The Fiscal Cliff is a popular term used lately in the media to describe a set of circumstances that we and the government face at the end of 2012. U.S. lawmakers have to choose between letting the current fiscal policy remain in effect at the beginning of 2013 or cancel some or all of the scheduled tax increases and spending cuts by passing legislation by December 31, 2012.
If nothing is done to change the current fiscal policies, the following big-picture items would take effect in 2013:
• Temporary payroll tax cuts would end (which would result in a 2% tax increase for workers).
• The tax cuts from 2001-2003 which impact a variety of areas including capital gains, dividends, estate taxes and AMT (Alternative Minimum Tax) would end.
• At the same time, the spending cuts agreed upon as part of the debt ceiling deal of 2011 would begin to go into effect.
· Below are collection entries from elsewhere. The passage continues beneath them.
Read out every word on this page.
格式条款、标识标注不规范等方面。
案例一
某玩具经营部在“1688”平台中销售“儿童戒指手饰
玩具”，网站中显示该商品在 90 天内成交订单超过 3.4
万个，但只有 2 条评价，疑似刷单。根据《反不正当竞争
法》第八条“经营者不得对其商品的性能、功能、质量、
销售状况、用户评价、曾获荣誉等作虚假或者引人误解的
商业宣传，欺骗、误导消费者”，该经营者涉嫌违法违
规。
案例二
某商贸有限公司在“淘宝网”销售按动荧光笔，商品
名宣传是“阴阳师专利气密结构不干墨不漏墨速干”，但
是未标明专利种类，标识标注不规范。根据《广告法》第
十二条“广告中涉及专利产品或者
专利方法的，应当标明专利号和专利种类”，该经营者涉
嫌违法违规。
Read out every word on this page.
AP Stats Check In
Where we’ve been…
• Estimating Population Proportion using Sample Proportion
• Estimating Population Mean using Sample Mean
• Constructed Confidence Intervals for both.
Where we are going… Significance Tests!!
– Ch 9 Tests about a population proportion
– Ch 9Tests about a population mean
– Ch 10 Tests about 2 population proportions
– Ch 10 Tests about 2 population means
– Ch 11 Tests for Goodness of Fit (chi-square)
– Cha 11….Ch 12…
This is referred to as sequestration.
Further, the Congressional Budget Office (CBO) estimates that the above items would cut the Gross Domestic Product (GDP) by four percentage points in 2013, thus, pushing the economy into a recession. They also predict that unemployment would rise a full percentage point.
Some have referred to the fiscal cliff as an elaborate game of chicken and I tend to agree with that analogy. Like most political issues, the solutions have a way of being delayed and turned into political currency for the next big election. This is why we are now hearing much more about the fiscal cliff on a regular basis. No doubt, the fiscal cliff will be fodder for the political conventions this week and next.
Republicans want to cut spending and avoid raising taxes, while Democrats want a combination of spending cuts and tax increases on “only the rich”. Ultimately, I believe there will be a compromise, but most likely not until after the November election. Furthermore, I think it is highly unlikely that the compromise will be anything more than another short-term solution or collection of stop-gap measures. I suspect the difficult, yet necessary, solutions will be kicked down the road yet again.
There will be a little less than two months post-election to do something to avoid that fiscal cliff and I have little doubt that the political horse-trading will go into over-drive as we close out the year regardless of who wins the presidential ticket.